How do these historical policies compare with today’s Medicaid-reform proposals? Ryan’s proposed caps apply only to Medicaid spending and recipients, since Medicaid was long ago decoupled from cash welfare. The cap amounts would initially equal average 2016 Medicaid spending by eligibility category and by state, rather than a single statutorily defined amount. Yet the caps would be “set to grow more slowly than under current law,” so over time they cease being related to actual Medicaid costs, thereby limiting the ability of states to adjust to rapid advances in technology, epidemics, or other unforeseen events. Nevertheless, as in the 1950s, discouraging Medicaid recipients from receiving costly care or keeping the highest-cost patients out of the program would be the clearest ways to limit state outlays. Toward that end, the Ryan plan would allow states to impose work requirements, charge premiums, offer a limited benefit package, shift beneficiaries into the individual insurance market, and create enrollment caps or waiting lists.

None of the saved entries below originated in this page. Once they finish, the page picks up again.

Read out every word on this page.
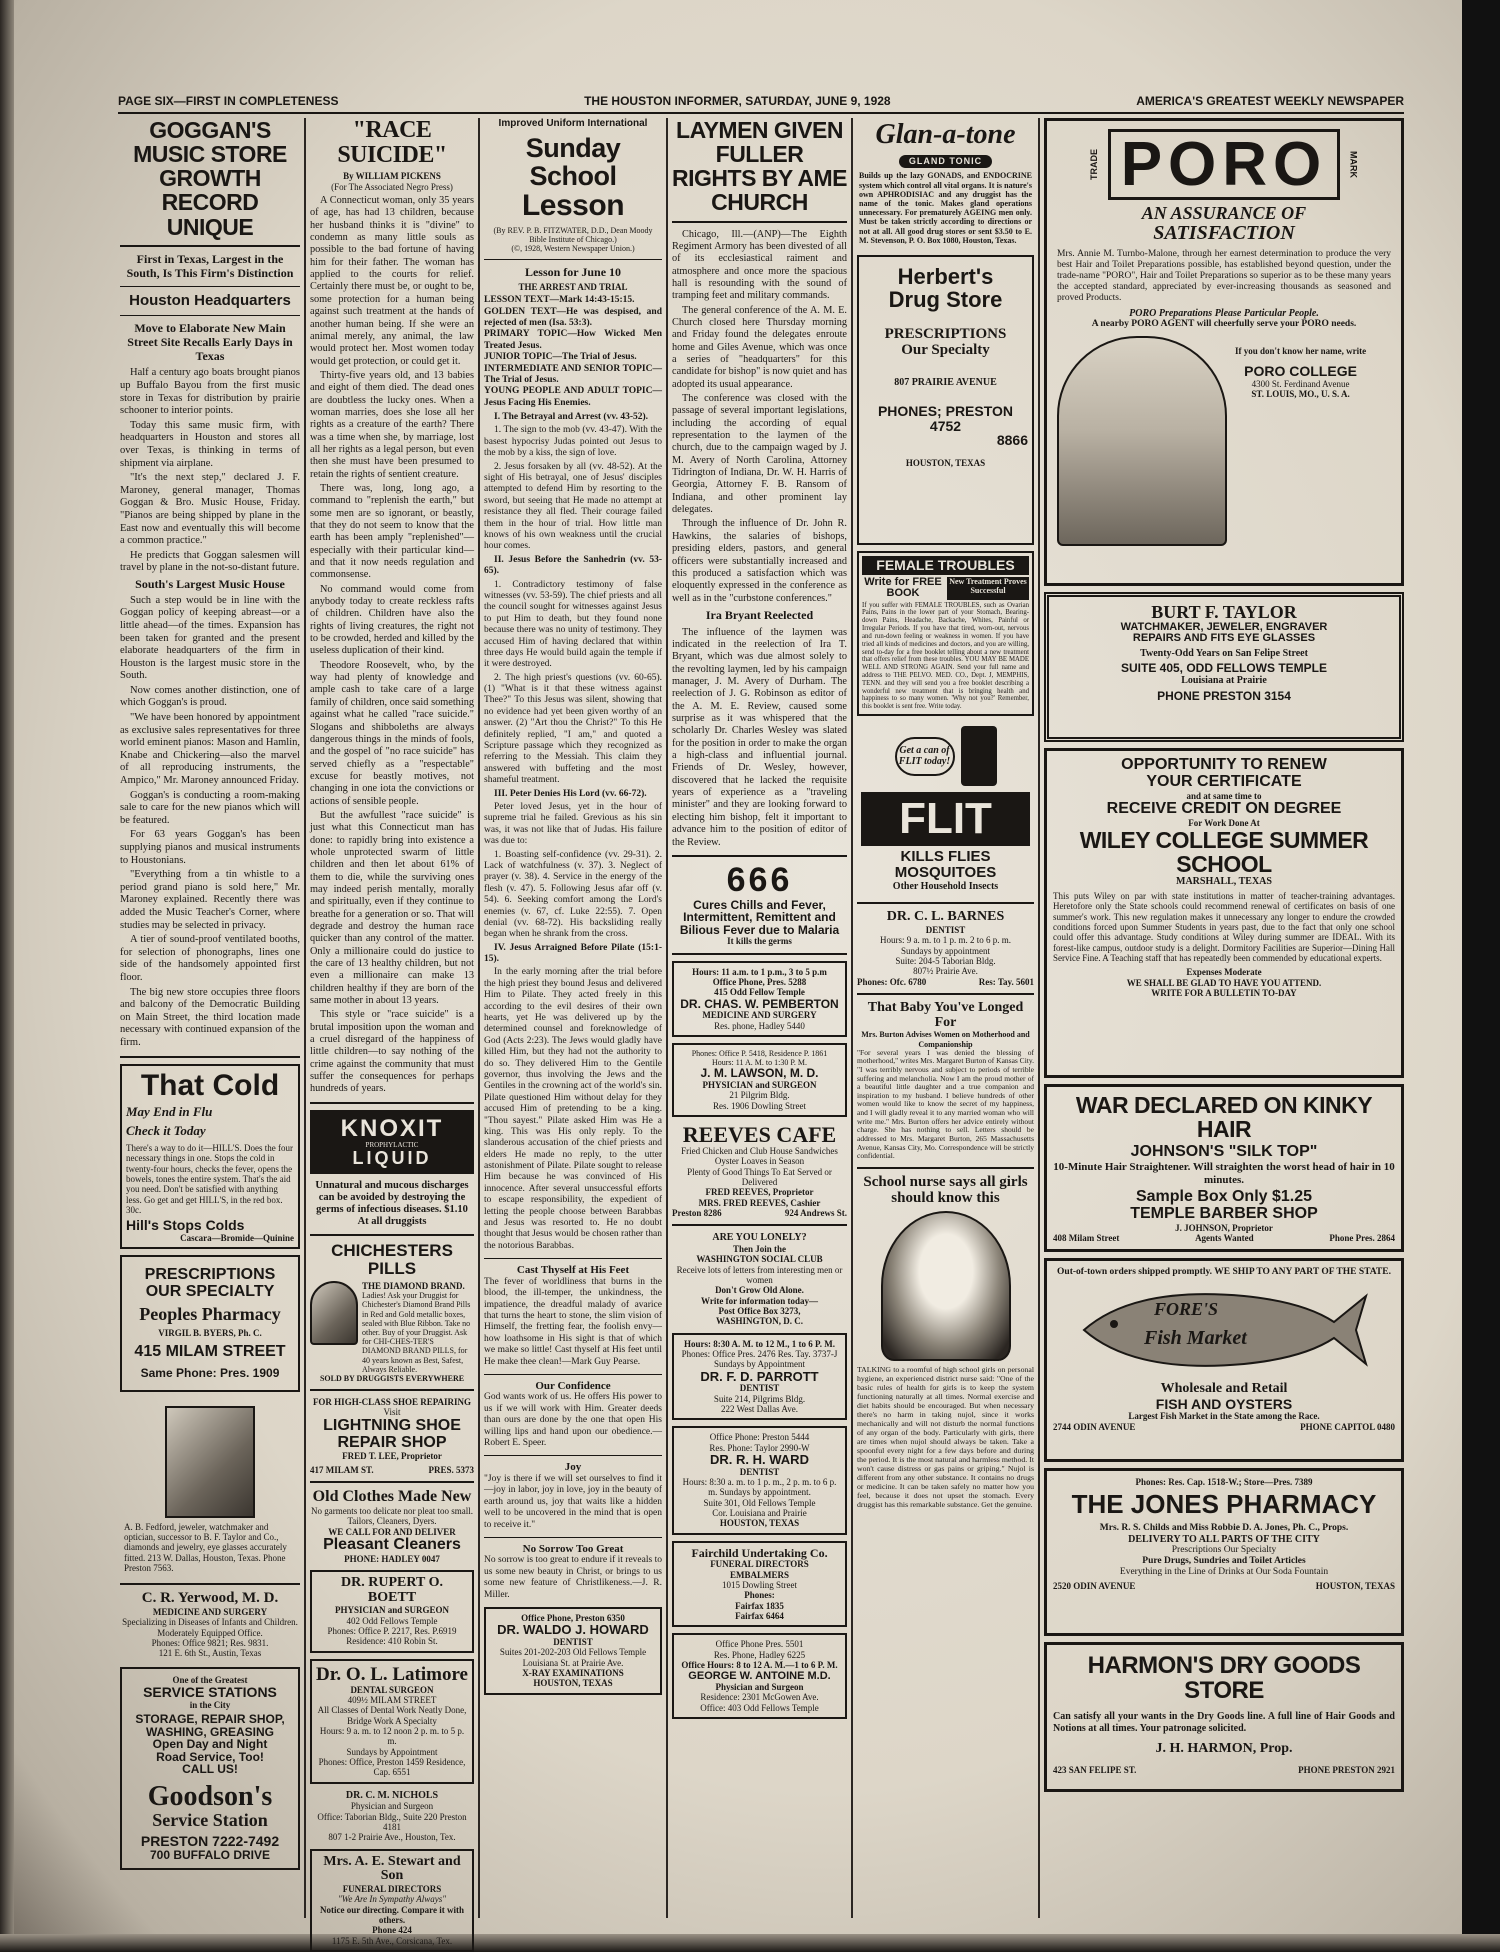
PAGE SIX—FIRST IN COMPLETENESS	THE HOUSTON INFORMER, SATURDAY, JUNE 9, 1928	AMERICA'S GREATEST WEEKLY NEWSPAPER
GOGGAN'S MUSIC STORE GROWTH RECORD UNIQUE
First in Texas, Largest in the South, Is This Firm's Distinction
Houston Headquarters
Move to Elaborate New Main Street Site Recalls Early Days in Texas

Half a century ago boats brought pianos up Buffalo Bayou from the first music store in Texas for distribution by prairie schooner to interior points.

Today this same music firm, with headquarters in Houston and stores all over Texas, is thinking in terms of shipment via airplane.

"It's the next step," declared J. F. Maroney, general manager, Thomas Goggan & Bro. Music House, Friday. "Pianos are being shipped by plane in the East now and eventually this will become a common practice."

He predicts that Goggan salesmen will travel by plane in the not-so-distant future.

South's Largest Music House

Such a step would be in line with the Goggan policy of keeping abreast—or a little ahead—of the times. Expansion has been taken for granted and the present elaborate headquarters of the firm in Houston is the largest music store in the South.

Now comes another distinction, one of which Goggan's is proud.

"We have been honored by appointment as exclusive sales representatives for three world eminent pianos: Mason and Hamlin, Knabe and Chickering—also the marvel of all reproducing instruments, the Ampico," Mr. Maroney announced Friday.

Goggan's is conducting a room-making sale to care for the new pianos which will be featured.

For 63 years Goggan's has been supplying pianos and musical instruments to Houstonians.

"Everything from a tin whistle to a period grand piano is sold here," Mr. Maroney explained. Recently there was added the Music Teacher's Corner, where studies may be selected in privacy.

A tier of sound-proof ventilated booths, for selection of phonographs, lines one side of the handsomely appointed first floor.

The big new store occupies three floors and balcony of the Democratic Building on Main Street, the third location made necessary with continued expansion of the firm.

That Cold
May End in Flu
Check it Today
There's a way to do it—HILL'S. Does the four necessary things in one. Stops the cold in twenty-four hours, checks the fever, opens the bowels, tones the entire system. That's the aid you need. Don't be satisfied with anything less. Go get and get HILL'S, in the red box. 30c.
Hill's Stops Colds
Cascara—Bromide—Quinine
PRESCRIPTIONS
OUR SPECIALTY
Peoples Pharmacy
VIRGIL B. BYERS, Ph. C.
415 MILAM STREET
Same Phone: Pres. 1909
A. B. Fedford, jeweler, watchmaker and optician, successor to B. F. Taylor and Co., diamonds and jewelry, eye glasses accurately fitted. 213 W. Dallas, Houston, Texas. Phone Preston 7563.
C. R. Yerwood, M. D.
MEDICINE AND SURGERY
Specializing in Diseases of Infants and Children.
Moderately Equipped Office.
Phones: Office 9821; Res. 9831.
121 E. 6th St., Austin, Texas
One of the Greatest
SERVICE STATIONS
in the City
STORAGE, REPAIR SHOP, WASHING, GREASING
Open Day and Night
Road Service, Too!
CALL US!
Goodson's
Service Station
PRESTON 7222-7492
700 BUFFALO DRIVE
"RACE SUICIDE"
By WILLIAM PICKENS
(For The Associated Negro Press)

A Connecticut woman, only 35 years of age, has had 13 children, because her husband thinks it is "divine" to condemn as many little souls as possible to the bad fortune of having him for their father. The woman has applied to the courts for relief. Certainly there must be, or ought to be, some protection for a human being against such treatment at the hands of another human being. If she were an animal merely, any animal, the law would protect her. Most women today would get protection, or could get it.

Thirty-five years old, and 13 babies and eight of them died. The dead ones are doubtless the lucky ones. When a woman marries, does she lose all her rights as a creature of the earth? There was a time when she, by marriage, lost all her rights as a legal person, but even then she must have been presumed to retain the rights of sentient creature.

There was, long, long ago, a command to "replenish the earth," but some men are so ignorant, or beastly, that they do not seem to know that the earth has been amply "replenished"—especially with their particular kind—and that it now needs regulation and commonsense.

No command would come from anybody today to create reckless rafts of children. Children have also the rights of living creatures, the right not to be crowded, herded and killed by the useless duplication of their kind.

Theodore Roosevelt, who, by the way had plenty of knowledge and ample cash to take care of a large family of children, once said something against what he called "race suicide." Slogans and shibboleths are always dangerous things in the minds of fools, and the gospel of "no race suicide" has served chiefly as a "respectable" excuse for beastly motives, not changing in one iota the convictions or actions of sensible people.

But the awfullest "race suicide" is just what this Connecticut man has done: to rapidly bring into existence a whole unprotected swarm of little children and then let about 61% of them to die, while the surviving ones may indeed perish mentally, morally and spiritually, even if they continue to breathe for a generation or so. That will degrade and destroy the human race quicker than any control of the matter. Only a millionaire could do justice to the care of 13 healthy children, but not even a millionaire can make 13 children healthy if they are born of the same mother in about 13 years.

This style or "race suicide" is a brutal imposition upon the woman and a cruel disregard of the happiness of little children—to say nothing of the crime against the community that must suffer the consequences for perhaps hundreds of years.

KNOXIT
PROPHYLACTIC
LIQUID
Unnatural and mucous discharges can be avoided by destroying the germs of infectious diseases. $1.10 At all druggists
CHICHESTERS PILLS
THE DIAMOND BRAND.
Ladies! Ask your Druggist for Chichester's Diamond Brand Pills in Red and Gold metallic boxes, sealed with Blue Ribbon. Take no other. Buy of your Druggist. Ask for CHI-CHES-TER'S DIAMOND BRAND PILLS, for 40 years known as Best, Safest, Always Reliable.
SOLD BY DRUGGISTS EVERYWHERE
FOR HIGH-CLASS SHOE REPAIRING
Visit
LIGHTNING SHOE REPAIR SHOP
FRED T. LEE, Proprietor
417 MILAM ST.	PRES. 5373
Old Clothes Made New
No garments too delicate nor pleat too small. Tailors, Cleaners, Dyers.
WE CALL FOR AND DELIVER
Pleasant Cleaners
PHONE: HADLEY 0047
DR. RUPERT O. BOETT
PHYSICIAN and SURGEON
402 Odd Fellows Temple
Phones: Office P. 2217, Res. P.6919
Residence: 410 Robin St.
Dr. O. L. Latimore
DENTAL SURGEON
409½ MILAM STREET
All Classes of Dental Work Neatly Done, Bridge Work A Specialty
Hours: 9 a. m. to 12 noon 2 p. m. to 5 p. m.
Sundays by Appointment
Phones: Office, Preston 1459 Residence, Cap. 6551
DR. C. M. NICHOLS
Physician and Surgeon
Office: Taborian Bldg., Suite 220 Preston 4181
807 1-2 Prairie Ave., Houston, Tex.
Mrs. A. E. Stewart and Son
FUNERAL DIRECTORS
"We Are In Sympathy Always"
Notice our directing. Compare it with others.
Phone 424
1175 E. 5th Ave., Corsicana, Tex.
Improved Uniform International
Sunday School
Lesson
(By REV. P. B. FITZWATER, D.D., Dean Moody Bible Institute of Chicago.)
(©, 1928, Western Newspaper Union.)
Lesson for June 10
THE ARREST AND TRIAL
LESSON TEXT—Mark 14:43-15:15.
GOLDEN TEXT—He was despised, and rejected of men (Isa. 53:3).
PRIMARY TOPIC—How Wicked Men Treated Jesus.
JUNIOR TOPIC—The Trial of Jesus.
INTERMEDIATE AND SENIOR TOPIC—The Trial of Jesus.
YOUNG PEOPLE AND ADULT TOPIC—Jesus Facing His Enemies.

I. The Betrayal and Arrest (vv. 43-52).

1. The sign to the mob (vv. 43-47). With the basest hypocrisy Judas pointed out Jesus to the mob by a kiss, the sign of love.

2. Jesus forsaken by all (vv. 48-52). At the sight of His betrayal, one of Jesus' disciples attempted to defend Him by resorting to the sword, but seeing that He made no attempt at resistance they all fled. Their courage failed them in the hour of trial. How little man knows of his own weakness until the crucial hour comes.

II. Jesus Before the Sanhedrin (vv. 53-65).

1. Contradictory testimony of false witnesses (vv. 53-59). The chief priests and all the council sought for witnesses against Jesus to put Him to death, but they found none because there was no unity of testimony. They accused Him of having declared that within three days He would build again the temple if it were destroyed.

2. The high priest's questions (vv. 60-65). (1) "What is it that these witness against Thee?" To this Jesus was silent, showing that no evidence had yet been given worthy of an answer. (2) "Art thou the Christ?" To this He definitely replied, "I am," and quoted a Scripture passage which they recognized as referring to the Messiah. This claim they answered with buffeting and the most shameful treatment.

III. Peter Denies His Lord (vv. 66-72).

Peter loved Jesus, yet in the hour of supreme trial he failed. Grevious as his sin was, it was not like that of Judas. His failure was due to:

1. Boasting self-confidence (vv. 29-31). 2. Lack of watchfulness (v. 37). 3. Neglect of prayer (v. 38). 4. Service in the energy of the flesh (v. 47). 5. Following Jesus afar off (v. 54). 6. Seeking comfort among the Lord's enemies (v. 67, cf. Luke 22:55). 7. Open denial (vv. 68-72). His backsliding really began when he shrank from the cross.

IV. Jesus Arraigned Before Pilate (15:1-15).

In the early morning after the trial before the high priest they bound Jesus and delivered Him to Pilate. They acted freely in this according to the evil desires of their own hearts, yet He was delivered up by the determined counsel and foreknowledge of God (Acts 2:23). The Jews would gladly have killed Him, but they had not the authority to do so. They delivered Him to the Gentile governor, thus involving the Jews and the Gentiles in the crowning act of the world's sin. Pilate questioned Him without delay for they accused Him of pretending to be a king. "Thou sayest." Pilate asked Him was He a king. This was His only reply. To the slanderous accusation of the chief priests and elders He made no reply, to the utter astonishment of Pilate. Pilate sought to release Him because he was convinced of His innocence. After several unsuccessful efforts to escape responsibility, the expedient of letting the people choose between Barabbas and Jesus was resorted to. He no doubt thought that Jesus would be chosen rather than the notorious Barabbas.

Cast Thyself at His Feet
The fever of worldliness that burns in the blood, the ill-temper, the unkindness, the impatience, the dreadful malady of avarice that turns the heart to stone, the slim vision of Himself, the fretting fear, the foolish envy—how loathsome in His sight is that of which we make so little! Cast thyself at His feet until He make thee clean!—Mark Guy Pearse.
Our Confidence
God wants work of us. He offers His power to us if we will work with Him. Greater deeds than ours are done by the one that open His willing lips and hand upon our obedience.—Robert E. Speer.
Joy
"Joy is there if we will set ourselves to find it—joy in labor, joy in love, joy in the beauty of earth around us, joy that waits like a hidden well to be uncovered in the mind that is open to receive it."
No Sorrow Too Great
No sorrow is too great to endure if it reveals to us some new beauty in Christ, or brings to us some new feature of Christlikeness.—J. R. Miller.
Office Phone, Preston 6350
DR. WALDO J. HOWARD
DENTIST
Suites 201-202-203 Old Fellows Temple
Louisiana St. at Prairie Ave.
X-RAY EXAMINATIONS
HOUSTON, TEXAS
LAYMEN GIVEN FULLER RIGHTS BY AME CHURCH

Chicago, Ill.—(ANP)—The Eighth Regiment Armory has been divested of all of its ecclesiastical raiment and atmosphere and once more the spacious hall is resounding with the sound of tramping feet and military commands.

The general conference of the A. M. E. Church closed here Thursday morning and Friday found the delegates enroute home and Giles Avenue, which was once a series of "headquarters" for this candidate for bishop" is now quiet and has adopted its usual appearance.

The conference was closed with the passage of several important legislations, including the according of equal representation to the laymen of the church, due to the campaign waged by J. M. Avery of North Carolina, Attorney Tidrington of Indiana, Dr. W. H. Harris of Georgia, Attorney F. B. Ransom of Indiana, and other prominent lay delegates.

Through the influence of Dr. John R. Hawkins, the salaries of bishops, presiding elders, pastors, and general officers were substantially increased and this produced a satisfaction which was eloquently expressed in the conference as well as in the "curbstone conferences."

Ira Bryant Reelected

The influence of the laymen was indicated in the reelection of Ira T. Bryant, which was due almost solely to the revolting laymen, led by his campaign manager, J. M. Avery of Durham. The reelection of J. G. Robinson as editor of the A. M. E. Review, caused some surprise as it was whispered that the scholarly Dr. Charles Wesley was slated for the position in order to make the organ a high-class and influential journal. Friends of Dr. Wesley, however, discovered that he lacked the requisite years of experience as a "traveling minister" and they are looking forward to electing him bishop, felt it important to advance him to the position of editor of the Review.

666
Cures Chills and Fever, Intermittent, Remittent and Bilious Fever due to Malaria
It kills the germs
Hours: 11 a.m. to 1 p.m., 3 to 5 p.m
Office Phone, Pres. 5288
415 Odd Fellow Temple
DR. CHAS. W. PEMBERTON
MEDICINE AND SURGERY
Res. phone, Hadley 5440
Phones: Office P. 5418, Residence P. 1861
Hours: 11 A. M. to 1:30 P. M.
J. M. LAWSON, M. D.
PHYSICIAN and SURGEON
21 Pilgrim Bldg.
Res. 1906 Dowling Street
REEVES CAFE
Fried Chicken and Club House Sandwiches Oyster Loaves in Season
Plenty of Good Things To Eat Served or Delivered
FRED REEVES, Proprietor
MRS. FRED REEVES, Cashier
Preston 8286	924 Andrews St.
ARE YOU LONELY?
Then Join the
WASHINGTON SOCIAL CLUB
Receive lots of letters from interesting men or women
Don't Grow Old Alone.
Write for information today—
Post Office Box 3273,
WASHINGTON, D. C.
Hours: 8:30 A. M. to 12 M., 1 to 6 P. M.
Phones: Office Pres. 2476 Res. Tay. 3737-J
Sundays by Appointment
DR. F. D. PARROTT
DENTIST
Suite 214, Pilgrims Bldg.
222 West Dallas Ave.
Office Phone: Preston 5444
Res. Phone: Taylor 2990-W
DR. R. H. WARD
DENTIST
Hours: 8:30 a. m. to 1 p. m., 2 p. m. to 6 p. m. Sundays by appointment.
Suite 301, Old Fellows Temple
Cor. Louisiana and Prairie
HOUSTON, TEXAS
Fairchild Undertaking Co.
FUNERAL DIRECTORS
EMBALMERS
1015 Dowling Street
Phones:
Fairfax 1835
Fairfax 6464
Office Phone Pres. 5501
Res. Phone, Hadley 6225
Office Hours: 8 to 12 A. M.—1 to 6 P. M.
GEORGE W. ANTOINE M.D.
Physician and Surgeon
Residence: 2301 McGowen Ave.
Office: 403 Odd Fellows Temple
Glan-a-tone
GLAND TONIC
Builds up the lazy GONADS, and ENDOCRINE system which control all vital organs. It is nature's own APHRODISIAC and any druggist has the name of the tonic. Makes gland operations unnecessary. For prematurely AGEING men only. Must be taken strictly according to directions or not at all. All good drug stores or sent $3.50 to E. M. Stevenson, P. O. Box 1080, Houston, Texas.
Herbert's
Drug Store
PRESCRIPTIONS
Our Specialty
807 PRAIRIE AVENUE
PHONES; PRESTON 4752
8866
HOUSTON, TEXAS
FEMALE TROUBLES
Write for FREE BOOK
New Treatment Proves Successful
If you suffer with FEMALE TROUBLES, such as Ovarian Pains, Pains in the lower part of your Stomach, Bearing-down Pains, Headache, Backache, Whites, Painful or Irregular Periods. If you have that tired, worn-out, nervous and run-down feeling or weakness in women. If you have tried all kinds of medicines and doctors, and you are willing, send to-day for a free booklet telling about a new treatment that offers relief from these troubles. YOU MAY BE MADE WELL AND STRONG AGAIN. Send your full name and address to THE PELVO. MED. CO., Dept. J, MEMPHIS, TENN. and they will send you a free booklet describing a wonderful new treatment that is bringing health and happiness to so many women. 'Why not you?' Remember, this booklet is sent free. Write today.
Get a can of FLIT today!
FLIT
KILLS FLIES
MOSQUITOES
Other Household Insects
DR. C. L. BARNES
DENTIST
Hours: 9 a. m. to 1 p. m. 2 to 6 p. m.
Sundays by appointment
Suite: 204-5 Taborian Bldg.
807½ Prairie Ave.
Phones: Ofc. 6780	Res: Tay. 5601
That Baby You've Longed For
Mrs. Burton Advises Women on Motherhood and Companionship
"For several years I was denied the blessing of motherhood," writes Mrs. Margaret Burton of Kansas City. "I was terribly nervous and subject to periods of terrible suffering and melancholia. Now I am the proud mother of a beautiful little daughter and a true companion and inspiration to my husband. I believe hundreds of other women would like to know the secret of my happiness, and I will gladly reveal it to any married woman who will write me." Mrs. Burton offers her advice entirely without charge. She has nothing to sell. Letters should be addressed to Mrs. Margaret Burton, 265 Massachusetts Avenue, Kansas City, Mo. Correspondence will be strictly confidential.
School nurse says all girls should know this
TALKING to a roomful of high school girls on personal hygiene, an experienced district nurse said: "One of the basic rules of health for girls is to keep the system functioning naturally at all times. Normal exercise and diet habits should be encouraged. But when necessary there's no harm in taking nujol, since it works mechanically and will not disturb the normal functions of any organ of the body. Particularly with girls, there are times when nujol should always be taken. Take a spoonful every night for a few days before and during the period. It is the most natural and harmless method. It won't cause distress or gas pains or griping." Nujol is different from any other substance. It contains no drugs or medicine. It can be taken safely no matter how you feel, because it does not upset the stomach. Every druggist has this remarkable substance. Get the genuine.
TRADE PORO	MARK
AN ASSURANCE OF
SATISFACTION
Mrs. Annie M. Turnbo-Malone, through her earnest determination to produce the very best Hair and Toilet Preparations possible, has established beyond question, under the trade-name "PORO", Hair and Toilet Preparations so superior as to be these many years the accepted standard, appreciated by ever-increasing thousands as seasoned and proved Products.
PORO Preparations Please Particular People.
A nearby PORO AGENT will cheerfully serve your PORO needs.
If you don't know her name, write
PORO COLLEGE
4300 St. Ferdinand Avenue
ST. LOUIS, MO., U. S. A.
BURT F. TAYLOR
WATCHMAKER, JEWELER, ENGRAVER
REPAIRS AND FITS EYE GLASSES
Twenty-Odd Years on San Felipe Street
SUITE 405, ODD FELLOWS TEMPLE
Louisiana at Prairie
PHONE PRESTON 3154
OPPORTUNITY TO RENEW
YOUR CERTIFICATE
and at same time to
RECEIVE CREDIT ON DEGREE
For Work Done At
WILEY COLLEGE SUMMER SCHOOL
MARSHALL, TEXAS
This puts Wiley on par with state institutions in matter of teacher-training advantages. Heretofore only the State schools could recommend renewal of certificates on basis of one summer's work. This new regulation makes it unnecessary any longer to endure the crowded conditions forced upon Summer Students in years past, due to the fact that only one school could offer this advantage. Study conditions at Wiley during summer are IDEAL. With its forest-like campus, outdoor study is a delight. Dormitory Facilities are Superior—Dining Hall Service Fine. A Teaching staff that has repeatedly been commended by educational experts.
Expenses Moderate
WE SHALL BE GLAD TO HAVE YOU ATTEND.
WRITE FOR A BULLETIN TO-DAY
WAR DECLARED ON KINKY HAIR
JOHNSON'S "SILK TOP"
10-Minute Hair Straightener. Will straighten the worst head of hair in 10 minutes.
Sample Box Only $1.25
TEMPLE BARBER SHOP
J. JOHNSON, Proprietor
408 Milam Street	Agents Wanted	Phone Pres. 2864
Out-of-town orders shipped promptly. WE SHIP TO ANY PART OF THE STATE.
FORE'S
Fish Market
Wholesale and Retail
FISH AND OYSTERS
Largest Fish Market in the State among the Race.
2744 ODIN AVENUE	PHONE CAPITOL 0480
Phones: Res. Cap. 1518-W.; Store—Pres. 7389
THE JONES PHARMACY
Mrs. R. S. Childs and Miss Robbie D. A. Jones, Ph. C., Props.
DELIVERY TO ALL PARTS OF THE CITY
Prescriptions Our Specialty
Pure Drugs, Sundries and Toilet Articles
Everything in the Line of Drinks at Our Soda Fountain
2520 ODIN AVENUE	HOUSTON, TEXAS
HARMON'S DRY GOODS STORE
Can satisfy all your wants in the Dry Goods line. A full line of Hair Goods and Notions at all times. Your patronage solicited.
J. H. HARMON, Prop.
423 SAN FELIPE ST.	PHONE PRESTON 2921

Medicaid creates a divisive relationship between the federal and state governments. Federal mandates and open-ended federal cost sharing are meant to provide incentives for state spending, but states often balk at the large costs. Both state and federal budgets would benefit if each Medicaid recipient cost less. Unfortunately, a per capita cap on federal Medicaid spending is unlikely to achieve this aim. Rather than “modernize” Medicaid, the historical experience in the United States suggests per capita caps would simply shrink the program.